12. Op grond van de balans van X kan worden bepleit dat zij niet dient te worden aangemerkt als een houdstercoöperatie. Voor bevestiging van dit standpunt is ook nog gekeken naar de overige relevante factoren, zoals de aard van haar activa, passiva, omzet en winst genererende werkzaamheden en de tijd die het personeel van de Coöperatie kwijt is aan hun werkzaamheden. In het onderhavige geval verricht het personeel van de vennootschap in Nederland voor rekening en risico van X operationele werkzaamheden, en daarnaast dient X te worden aangemerkt als het operationele hoofdkantoor van de groep. Op grond van de beschreven feiten en omstandigheden is vastgesteld dat er voldoende kwalitatieve en kwantitatieve aanwezigheid is in Nederland. De personeelsleden verrichten hoogwaardige activiteiten in Nederland. Dit betekent dat X niet aangemerkt kan worden als houdstercoöperatie in de zin van artikel 1, achtste lid van de Wet DB. Er is derhalve geen subjectieve belastingplicht voor de Dividendbelasting.
13. Tot slot is beoordeeld of de deelnemingsvrijstelling van artikel 13 van de Wet Vpb van toepassing is op het belang van Z in de relevante deelnemingen.
14. Z houdt meer dan 5% van de aandelen in ieder van de relevante deelnemingen. De relevante deelnemingen hebben voorts ieder een rechtsvorm die vergelijkbaar is met een Nederlandse N.V. of B.V. op grond van het besluit van 11 december 2009, CP2009/519M, zodat zij kwalificeren als niet-transparante entiteiten met een in aandelen verdeeld kapitaal. Derhalve wordt voldaan aan de eisen voor toepassing van de deelnemingsvrijstelling op grond van artikel 13, tweede lid van de Wet Vpb.
15. Vervolgens dient beoordeeld te worden of de relevante deelnemingen niet dienen te worden aangemerkt als beleggingsdeelnemingen in de zin van artikel 13, negende lid van de Wet Vpb.
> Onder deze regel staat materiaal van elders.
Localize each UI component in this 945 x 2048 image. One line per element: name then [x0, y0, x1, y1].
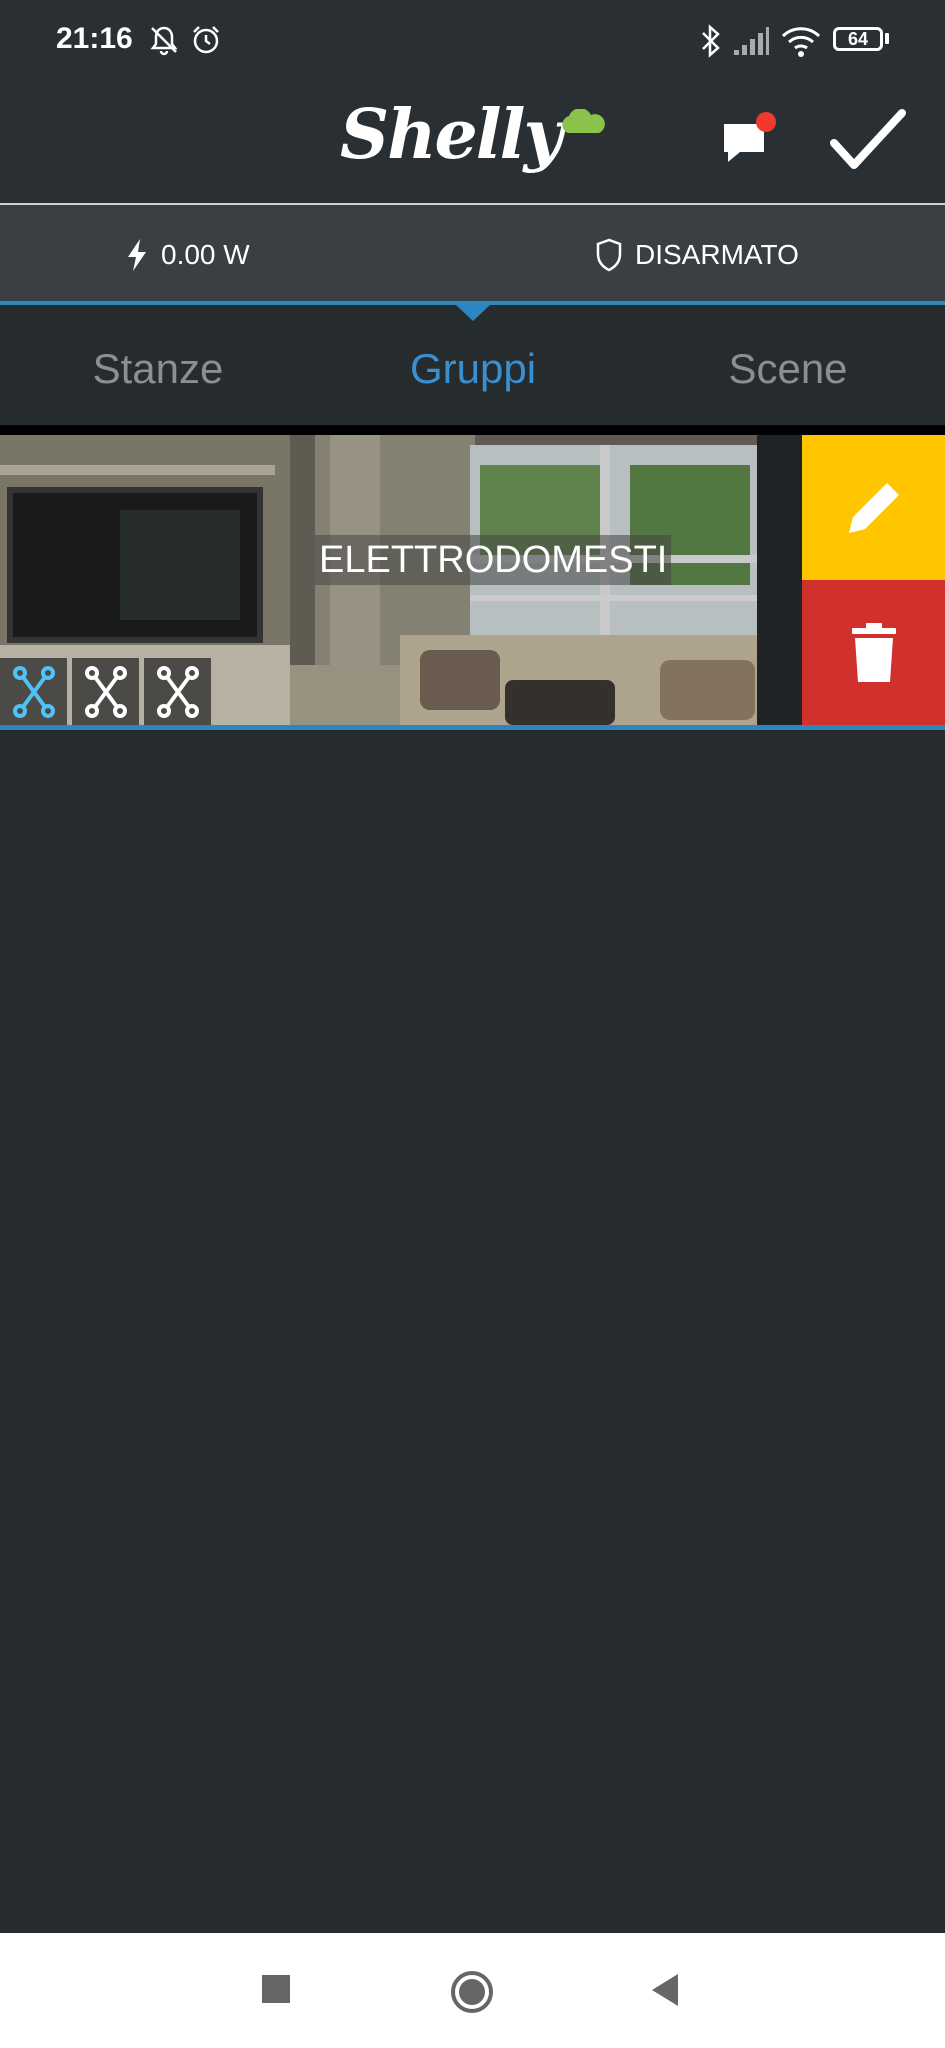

16. Op basis van de parlementaire geschiedenis wordt aan deze toets voldaan indien de deelneming een materiële onderneming drijft en de ondernemingsactiviteiten van de deelneming overeenkomen met de activiteiten van de vennootschap. Z drijft een materiële onderneming. De activiteiten van de relevante deelnemingen liggen in het verlengde van de onderneming van Z. Het oogmerk van het houden van de deelnemingen is om een hoger rendement te behalen dan wat bij normaal vermogensbeheer gebruikelijk is. De deelnemingen worden daarom niet als beleggingen gehouden in de zin van artikel 13, negende lid van de Wet Vpb. Om deze reden is voor de relevante deelnemingen aan de oogmerktoets, zoals opgenomen in artikel 13, negende lid van de Wet Vpb voldaan.
17. De uitzonderingen van artikel 13, tiende lid van de Wet Vpb zijn niet van toepassing, zodat de deelnemingsvrijstelling geldt ten aanzien van de belangen van Z in de relevante deelnemingen.

Conclusie

Y is niet buitenlands belastingplichtig op grond van artikel 17 en 17a van de Wet Vpb. X kwalificeert niet als houdstercoöperatie in de zin van artikel 1, lid 8, Wet DB en is er om die reden geen subjectieve belastingplicht voor de Dividendbelasting. De deelnemingsvrijstelling is van toepassing op de belangen gehouden door Z in de relevante deelnemingen. Voorgaande is vastgelegd in een vaststellingsovereenkomst, met een looptijd van 30 september 2020 tot en met 31 december 2024.